Lifespans of both people and firms are an issue. In the U.S., the National Institutes of Health projects that in three short decades, the nation’s 65-and-over population will nearly double in size to 88 million people. Meanwhile, a Harvard Business Review analysis notes that, since 1990 or so, the average life-expectancy of a U.S. S&P 500 firm has plummeted 80%, from 80 years to 15 years.
These two opposite-trending phenomena intertwine. Moreover, in the case of Japan-based Sekisui House Ltd., they converge. For Sekisui House, 100-year lives of people is not a tomorrow matter; it’s a today challenge, and one that gives the world’s No. 1 home building enterprise a heightened degree of accountability, for present-day investment and longer-term future impact. What this means is, the future is here, and for this organization, the “100-year life” of people is a foundation of its own plan to be around for another 60 years or more, as in 2020, it celebrates 60 years since its founding.
Why Chōwa, Why Now?
Sekisui House and Woodside Homes’ partnership with BUILDER for the Chōwa concept home in the west-Las Vegas master planned community Summerlin’s Ridges-Talon Ridge neighborhood reflects Sekisui House’s plan to extend “why”—its higher purpose—globally. By bringing its methods, principles, and values into the North American marketplace through the showcase of a Japanese-designed and built home for the American Generation X-cohort professional household, the firm embraces its central philosophy of action and investment in helping its homeowners live happily in their communities.

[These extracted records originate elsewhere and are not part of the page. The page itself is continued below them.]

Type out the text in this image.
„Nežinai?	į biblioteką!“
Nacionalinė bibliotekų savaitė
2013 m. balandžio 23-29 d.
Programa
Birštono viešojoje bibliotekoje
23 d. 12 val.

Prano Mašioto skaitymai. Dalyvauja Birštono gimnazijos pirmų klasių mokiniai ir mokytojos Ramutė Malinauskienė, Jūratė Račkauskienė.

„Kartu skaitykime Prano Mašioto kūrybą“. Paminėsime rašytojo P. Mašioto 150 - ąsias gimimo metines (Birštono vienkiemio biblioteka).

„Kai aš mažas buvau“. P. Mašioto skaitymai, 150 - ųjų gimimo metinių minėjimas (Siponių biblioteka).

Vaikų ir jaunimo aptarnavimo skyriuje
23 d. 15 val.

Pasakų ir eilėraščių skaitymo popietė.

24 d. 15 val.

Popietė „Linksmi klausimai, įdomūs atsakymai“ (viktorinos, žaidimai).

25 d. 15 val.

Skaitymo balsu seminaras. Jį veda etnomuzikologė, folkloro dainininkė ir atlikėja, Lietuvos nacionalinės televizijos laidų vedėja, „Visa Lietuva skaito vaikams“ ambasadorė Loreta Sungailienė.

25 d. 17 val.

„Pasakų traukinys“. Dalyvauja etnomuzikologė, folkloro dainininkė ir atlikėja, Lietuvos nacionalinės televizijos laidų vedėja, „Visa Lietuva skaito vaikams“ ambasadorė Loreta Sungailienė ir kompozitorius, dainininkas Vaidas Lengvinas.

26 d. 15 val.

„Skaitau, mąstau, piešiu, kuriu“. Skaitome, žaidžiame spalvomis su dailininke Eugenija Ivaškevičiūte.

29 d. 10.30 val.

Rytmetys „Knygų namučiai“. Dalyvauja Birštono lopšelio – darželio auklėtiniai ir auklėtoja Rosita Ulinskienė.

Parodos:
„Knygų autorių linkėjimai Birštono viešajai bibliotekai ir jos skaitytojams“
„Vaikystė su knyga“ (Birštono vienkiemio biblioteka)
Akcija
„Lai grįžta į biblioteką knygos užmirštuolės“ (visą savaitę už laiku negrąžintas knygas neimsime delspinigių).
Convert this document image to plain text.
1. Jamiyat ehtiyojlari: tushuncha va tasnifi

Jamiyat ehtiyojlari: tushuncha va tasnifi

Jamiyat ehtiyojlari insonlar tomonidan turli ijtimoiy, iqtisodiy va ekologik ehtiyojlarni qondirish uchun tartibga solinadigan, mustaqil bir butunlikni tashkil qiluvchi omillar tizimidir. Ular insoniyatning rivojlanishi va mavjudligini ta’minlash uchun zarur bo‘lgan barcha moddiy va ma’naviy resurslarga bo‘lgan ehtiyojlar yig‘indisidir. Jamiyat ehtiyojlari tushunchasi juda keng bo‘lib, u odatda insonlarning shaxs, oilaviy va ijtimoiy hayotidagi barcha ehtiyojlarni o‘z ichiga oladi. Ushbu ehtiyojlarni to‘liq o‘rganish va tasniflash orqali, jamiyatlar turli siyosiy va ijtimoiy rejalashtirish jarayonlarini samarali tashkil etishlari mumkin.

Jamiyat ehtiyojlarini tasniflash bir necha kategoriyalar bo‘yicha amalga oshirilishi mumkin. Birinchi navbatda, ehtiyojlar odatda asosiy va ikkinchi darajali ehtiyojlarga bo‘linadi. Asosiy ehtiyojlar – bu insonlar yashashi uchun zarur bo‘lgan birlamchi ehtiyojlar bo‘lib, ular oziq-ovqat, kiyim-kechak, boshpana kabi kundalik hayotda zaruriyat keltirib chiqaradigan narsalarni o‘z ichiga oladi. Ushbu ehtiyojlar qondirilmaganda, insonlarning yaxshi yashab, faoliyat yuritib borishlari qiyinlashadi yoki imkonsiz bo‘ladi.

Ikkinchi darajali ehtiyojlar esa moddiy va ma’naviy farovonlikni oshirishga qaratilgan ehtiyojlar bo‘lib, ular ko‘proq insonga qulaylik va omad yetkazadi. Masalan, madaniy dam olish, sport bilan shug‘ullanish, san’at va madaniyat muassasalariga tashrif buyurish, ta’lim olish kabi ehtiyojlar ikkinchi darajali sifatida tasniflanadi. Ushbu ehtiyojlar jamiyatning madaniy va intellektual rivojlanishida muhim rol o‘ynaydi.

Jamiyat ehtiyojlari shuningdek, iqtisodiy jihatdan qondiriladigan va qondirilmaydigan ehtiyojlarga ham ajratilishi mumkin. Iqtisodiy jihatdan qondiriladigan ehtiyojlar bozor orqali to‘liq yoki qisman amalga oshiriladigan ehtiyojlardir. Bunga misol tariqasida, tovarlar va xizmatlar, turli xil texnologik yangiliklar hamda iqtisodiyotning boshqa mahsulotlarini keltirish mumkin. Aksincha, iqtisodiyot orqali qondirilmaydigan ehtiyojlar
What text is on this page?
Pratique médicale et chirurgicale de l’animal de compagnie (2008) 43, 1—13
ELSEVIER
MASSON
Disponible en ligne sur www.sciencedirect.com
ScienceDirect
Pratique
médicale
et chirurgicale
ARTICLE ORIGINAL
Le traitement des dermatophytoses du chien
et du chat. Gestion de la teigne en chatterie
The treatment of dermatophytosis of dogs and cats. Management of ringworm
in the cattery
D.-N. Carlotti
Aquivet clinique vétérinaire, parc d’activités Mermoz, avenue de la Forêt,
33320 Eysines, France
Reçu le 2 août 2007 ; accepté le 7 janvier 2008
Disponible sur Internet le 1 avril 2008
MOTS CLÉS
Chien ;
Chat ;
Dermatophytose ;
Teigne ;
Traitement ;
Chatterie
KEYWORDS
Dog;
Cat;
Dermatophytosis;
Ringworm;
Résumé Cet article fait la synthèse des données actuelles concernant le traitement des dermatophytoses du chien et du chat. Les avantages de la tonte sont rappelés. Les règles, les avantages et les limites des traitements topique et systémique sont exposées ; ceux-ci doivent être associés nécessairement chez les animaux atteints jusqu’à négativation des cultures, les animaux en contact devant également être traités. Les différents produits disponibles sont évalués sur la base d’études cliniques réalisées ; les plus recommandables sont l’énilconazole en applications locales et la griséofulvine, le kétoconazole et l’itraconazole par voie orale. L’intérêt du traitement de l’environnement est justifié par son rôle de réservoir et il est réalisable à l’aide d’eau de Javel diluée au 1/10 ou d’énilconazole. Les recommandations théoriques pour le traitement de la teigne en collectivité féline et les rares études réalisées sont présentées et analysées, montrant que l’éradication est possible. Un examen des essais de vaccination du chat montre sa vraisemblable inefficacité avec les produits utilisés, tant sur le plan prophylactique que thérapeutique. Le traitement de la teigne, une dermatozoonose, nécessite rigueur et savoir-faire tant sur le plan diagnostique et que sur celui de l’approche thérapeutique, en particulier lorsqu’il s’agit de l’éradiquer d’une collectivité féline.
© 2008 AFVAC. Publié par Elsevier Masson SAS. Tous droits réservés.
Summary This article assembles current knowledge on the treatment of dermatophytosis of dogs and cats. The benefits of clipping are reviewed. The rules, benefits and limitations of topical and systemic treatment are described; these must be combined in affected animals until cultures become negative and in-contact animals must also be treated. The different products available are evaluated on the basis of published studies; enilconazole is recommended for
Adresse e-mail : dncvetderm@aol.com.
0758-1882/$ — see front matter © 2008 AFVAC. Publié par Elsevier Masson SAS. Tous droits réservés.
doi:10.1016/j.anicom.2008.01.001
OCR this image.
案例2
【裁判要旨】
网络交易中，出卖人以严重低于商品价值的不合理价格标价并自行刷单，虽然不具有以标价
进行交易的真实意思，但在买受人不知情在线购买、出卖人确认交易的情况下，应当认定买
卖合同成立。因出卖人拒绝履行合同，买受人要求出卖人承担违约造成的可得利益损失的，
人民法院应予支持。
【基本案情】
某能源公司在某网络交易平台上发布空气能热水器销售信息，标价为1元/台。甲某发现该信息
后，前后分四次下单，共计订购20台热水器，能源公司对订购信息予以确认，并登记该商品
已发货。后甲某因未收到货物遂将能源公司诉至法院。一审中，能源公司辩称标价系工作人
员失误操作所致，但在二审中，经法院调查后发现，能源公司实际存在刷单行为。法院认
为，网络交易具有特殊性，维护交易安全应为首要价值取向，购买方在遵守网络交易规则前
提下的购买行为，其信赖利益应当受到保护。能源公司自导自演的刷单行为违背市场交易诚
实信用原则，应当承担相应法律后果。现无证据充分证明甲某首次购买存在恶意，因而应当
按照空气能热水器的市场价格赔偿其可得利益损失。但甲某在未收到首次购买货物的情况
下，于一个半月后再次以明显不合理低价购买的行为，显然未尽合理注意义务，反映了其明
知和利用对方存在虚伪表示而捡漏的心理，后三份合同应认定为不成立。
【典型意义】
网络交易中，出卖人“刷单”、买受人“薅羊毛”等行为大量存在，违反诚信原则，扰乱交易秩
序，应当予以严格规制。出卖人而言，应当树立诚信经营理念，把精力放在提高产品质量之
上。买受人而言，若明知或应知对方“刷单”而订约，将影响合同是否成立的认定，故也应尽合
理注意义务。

“It will be interesting to see whether we can influence U.S. consumers to understand the impact not just of technology, but also the humanity that we put into our houses, the intangibles, that really can make the house special,” says Adachi. “For houses, each country, each region has its own lifestyle, its own national personality, its own customers. Understanding that is the key. We’ve got a fairly good understanding of that in Japan, but are we going to be able to understand the U.S. consumer, what they want from a house? What do they expect and need from a house? That’s going to be one of the greatest things that we need to learn if we’re going to be able to make an impact on the market in the United States.”
Chōwa is intended as a learning laboratory for Sekisui House, not just to propel growth opportunity in the North American market, but to improve itself as an enterprise with “love of humanity” as its driving purpose.
In an analysis entitled, “How Winning Organizations Last 100 Years,” Harvard Business Review contributors Alex Hill, Liz Mellon, and Jules Goddard, looked into the secret of healthy longevity for some enterprises, and made a big discovery about ones that endure and thrive the longest. Simply, these firms set themselves apart.
“Most businesses focus on serving customers, owning resources, being efficient and growing — but the Centennials don’t,” write Hill, Mellon, and Goddard. “Instead, they try to shape society, share experts, create accidents, and focus on getting better not bigger.”
This is the reason Sekisui House’s 2019 CES moment, introducing its high-bar-of-ambition plan for Platform House is so meaningful, and how Chōwa might one day be looked at as a moment of disruptive innovation in U.S. home building.
It’s about what it is, and how it gets done, but most importantly, it’s about why Sekisui House is doing it. For “the love of humanity.”